Cameroun-Allemagne : Près de 10 milliards de FCFA pour renforcer l’essor économique des villes secondaires
Le Cameroun et l’Allemagne franchissent une nouvelle étape dans leur partenariat de développement avec la signature d’un accord de financement de 15 millions d’euros, soit environ 9,84 milliards de FCFA. Cette enveloppe, destinée à la troisième phase du Programme de Développement Économique et Social des Villes Secondaires Exposées aux Facteurs d’Instabilité (PRODESV III), vise à accélérer la modernisation des collectivités territoriales, réduire les déséquilibres régionaux et stimuler l’emploi local à travers des investissements structurants.

La coopération germano-camerounaise continue de miser sur le développement local comme levier de transformation économique. À Yaoundé, le ministre de l’Économie, de la Planification et de l’Aménagement du Territoire, Alamine Ousmane Mey, et l’ambassadeur d’Allemagne au Cameroun, Christian Sedat, ont officialisé un financement concessionnel destiné à soutenir les villes secondaires du pays. Cette nouvelle contribution financière permettra au Fonds spécial d’équipement et d’intervention intercommunale (FEICOM), principal bras financier de la décentralisation au Cameroun, de poursuivre la réalisation d’infrastructures socio-économiques dans plusieurs communes confrontées à des défis de développement et à des facteurs d’instabilité. L’objectif est double : améliorer les services de proximité tout en renforçant les capacités de gestion et d’autonomie financière des collectivités locales.
L’une des particularités du PRODESV III réside dans le recours à l’approche dite à Haute Intensité de Main-d’Œuvre (HIMO). Cette méthode privilégie l’utilisation de travailleurs locaux et de matériaux disponibles sur place pour la réalisation des infrastructures. Au-delà de la simple construction d’équipements publics, cette démarche génère des revenus directs pour les populations, favorise le transfert de compétences et contribue à l’animation des économies locales. Dans un contexte marqué par un chômage persistant des jeunes et des tensions socio-économiques dans certaines régions, cette orientation apparaît comme un instrument de stabilisation économique et sociale.
Les performances enregistrées au cours de la deuxième phase du programme ont largement plaidé en faveur de ce nouvel engagement financier. Selon les données présentées lors de la cérémonie de signature, 220 projets ont été réalisés dans des secteurs stratégiques tels que la santé, l’éducation, l’eau potable, l’énergie, l’agro-industrie et les travaux publics. Près de neuf infrastructures sur dix sont déjà opérationnelles, avec des effets tangibles sur les conditions de vie des populations bénéficiaires. Environ 50 000 personnes auraient directement profité des investissements réalisés dans les différentes localités concernées. Ces résultats renforcent l’idée que les villes secondaires constituent désormais un maillon essentiel de la stratégie nationale d’aménagement du territoire.

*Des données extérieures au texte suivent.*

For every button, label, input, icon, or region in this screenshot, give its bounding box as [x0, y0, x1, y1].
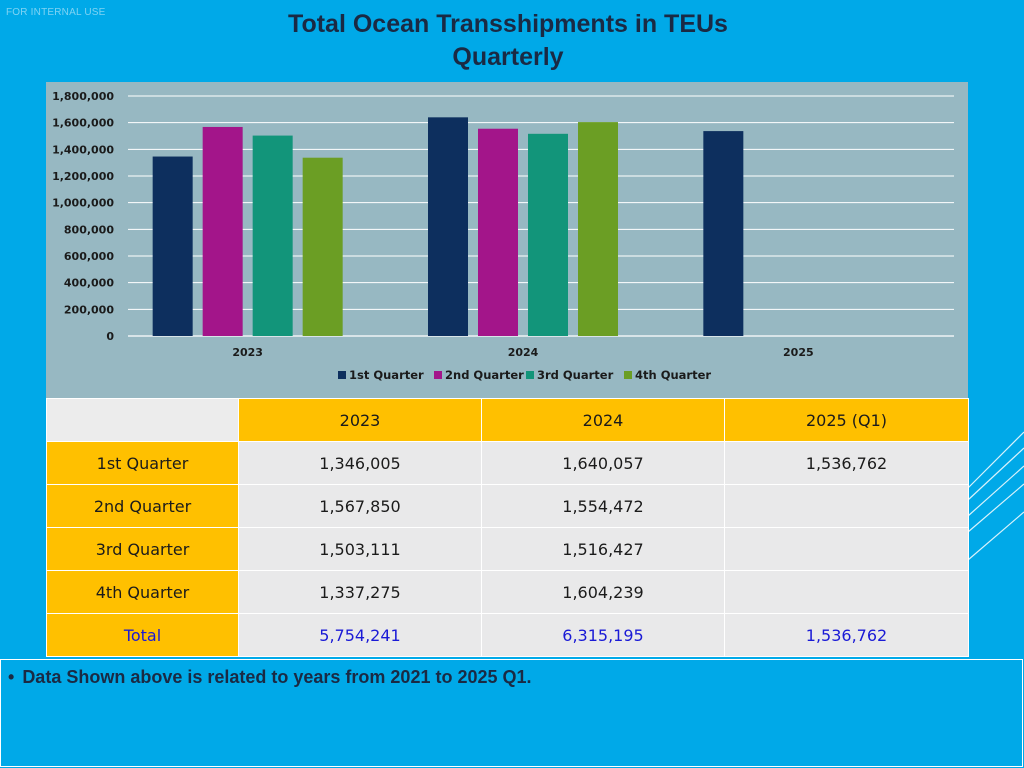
table-cell	[724, 484, 969, 528]
chart-panel: 0 200,000 400,000 600,000 800,000 1,000,000 1,…	[46, 82, 968, 398]
table-cell: 1,536,762	[724, 441, 969, 485]
legend-swatch	[526, 371, 534, 379]
table-row: 2nd Quarter 1,567,850 1,554,472	[46, 484, 969, 528]
bar-chart: 0 200,000 400,000 600,000 800,000 1,000,000 1,…	[52, 90, 954, 382]
bar	[578, 122, 618, 336]
y-tick-label: 200,000	[64, 303, 114, 316]
title-line-1: Total Ocean Transshipments in TEUs	[288, 10, 728, 38]
y-tick-label: 1,000,000	[52, 197, 114, 210]
table-row: 1st Quarter 1,346,005 1,640,057 1,536,76…	[46, 441, 969, 485]
bar	[528, 133, 568, 336]
total-cell: 1,536,762	[724, 613, 969, 657]
table-cell: 1,604,239	[481, 570, 725, 614]
note-box: • Data Shown above is related to years fr…	[0, 659, 1023, 767]
watermark: FOR INTERNAL USE	[6, 7, 106, 18]
legend-label: 3rd Quarter	[537, 368, 614, 382]
table-row: 4th Quarter 1,337,275 1,604,239	[46, 570, 969, 614]
total-cell: 5,754,241	[238, 613, 482, 657]
legend-label: 4th Quarter	[635, 368, 711, 382]
legend-label: 1st Quarter	[349, 368, 424, 382]
table-total-row: Total 5,754,241 6,315,195 1,536,762	[46, 613, 969, 657]
y-tick-label: 1,400,000	[52, 143, 114, 156]
y-tick-label: 1,200,000	[52, 170, 114, 183]
total-cell: 6,315,195	[481, 613, 725, 657]
table-cell: 1,503,111	[238, 527, 482, 571]
column-header-2024: 2024	[481, 398, 725, 442]
y-tick-label: 1,800,000	[52, 90, 114, 103]
x-tick-label: 2023	[232, 346, 263, 359]
bar	[478, 128, 518, 336]
table-cell: 1,567,850	[238, 484, 482, 528]
x-tick-label: 2025	[783, 346, 814, 359]
table-row: 3rd Quarter 1,503,111 1,516,427	[46, 527, 969, 571]
table-header-row: 2023 2024 2025 (Q1)	[46, 398, 969, 442]
legend-label: 2nd Quarter	[445, 368, 524, 382]
row-label: 3rd Quarter	[46, 527, 239, 571]
table-cell: 1,346,005	[238, 441, 482, 485]
legend-swatch	[338, 371, 346, 379]
legend-swatch	[434, 371, 442, 379]
total-label: Total	[46, 613, 239, 657]
table-cell	[724, 570, 969, 614]
table-cell: 1,337,275	[238, 570, 482, 614]
data-table: 2023 2024 2025 (Q1) 1st Quarter 1,346,00…	[46, 398, 969, 657]
bar	[428, 117, 468, 336]
note-text: • Data Shown above is related to years fr…	[8, 667, 532, 688]
y-tick-label: 0	[106, 330, 114, 343]
y-tick-label: 400,000	[64, 277, 114, 290]
column-header-2023: 2023	[238, 398, 482, 442]
row-label: 4th Quarter	[46, 570, 239, 614]
y-tick-label: 800,000	[64, 223, 114, 236]
y-tick-label: 1,600,000	[52, 117, 114, 130]
bar	[302, 157, 343, 336]
table-cell: 1,516,427	[481, 527, 725, 571]
bullet-icon: •	[8, 667, 15, 687]
bar	[152, 156, 193, 336]
row-label: 2nd Quarter	[46, 484, 239, 528]
row-label: 1st Quarter	[46, 441, 239, 485]
table-cell: 1,554,472	[481, 484, 725, 528]
table-cell: 1,640,057	[481, 441, 725, 485]
table-corner-cell	[46, 398, 239, 442]
column-header-2025-q1: 2025 (Q1)	[724, 398, 969, 442]
legend-swatch	[624, 371, 632, 379]
x-tick-label: 2024	[508, 346, 539, 359]
table-cell	[724, 527, 969, 571]
title-line-2: Quarterly	[452, 43, 564, 71]
bar	[202, 126, 243, 336]
bar	[703, 131, 744, 336]
page-title: Total Ocean Transshipments in TEUs Quart…	[208, 8, 808, 74]
note-label: Data Shown above is related to years fro…	[22, 667, 532, 687]
bar	[252, 135, 293, 336]
y-tick-label: 600,000	[64, 250, 114, 263]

Sur le plan macroéconomique, ce financement s’inscrit dans les priorités de la Stratégie nationale de développement 2020-2030 (SND30), qui fait de la décentralisation et de l’équilibre territorial des axes majeurs de croissance inclusive. Les villes secondaires jouent un rôle croissant dans la décongestion des grands centres urbains comme Douala et Yaoundé. En améliorant les infrastructures locales, le gouvernement cherche à créer des pôles économiques intermédiaires capables d’attirer les investissements, de développer les chaînes de valeur locales et de limiter les migrations internes liées à l’absence d’opportunités économiques. Cette approche répond également à un impératif budgétaire : renforcer les capacités des communes afin qu’elles deviennent progressivement des acteurs du développement économique plutôt que de simples bénéficiaires des transferts de l’État central.
Ce nouvel accord illustre la solidité d’une coopération entre le Cameroun et l’Allemagne qui dure depuis plus de soixante ans. Accordé par le ministère fédéral allemand de la Coopération économique et du Développement (BMZ) à travers la banque de développement KfW, le financement vient porter le portefeuille global des projets soutenus par l’Allemagne au Cameroun à près de 519,85 millions d’euros, soit environ 340,5 milliards de FCFA.
Dans un contexte où les ressources publiques demeurent sous pression et où les besoins en infrastructures restent considérables, cet engagement confirme la place stratégique de l’Allemagne parmi les principaux partenaires techniques et financiers du Cameroun. Il témoigne également de la confiance accordée aux réformes engagées dans le domaine de la gouvernance locale et du développement territorial.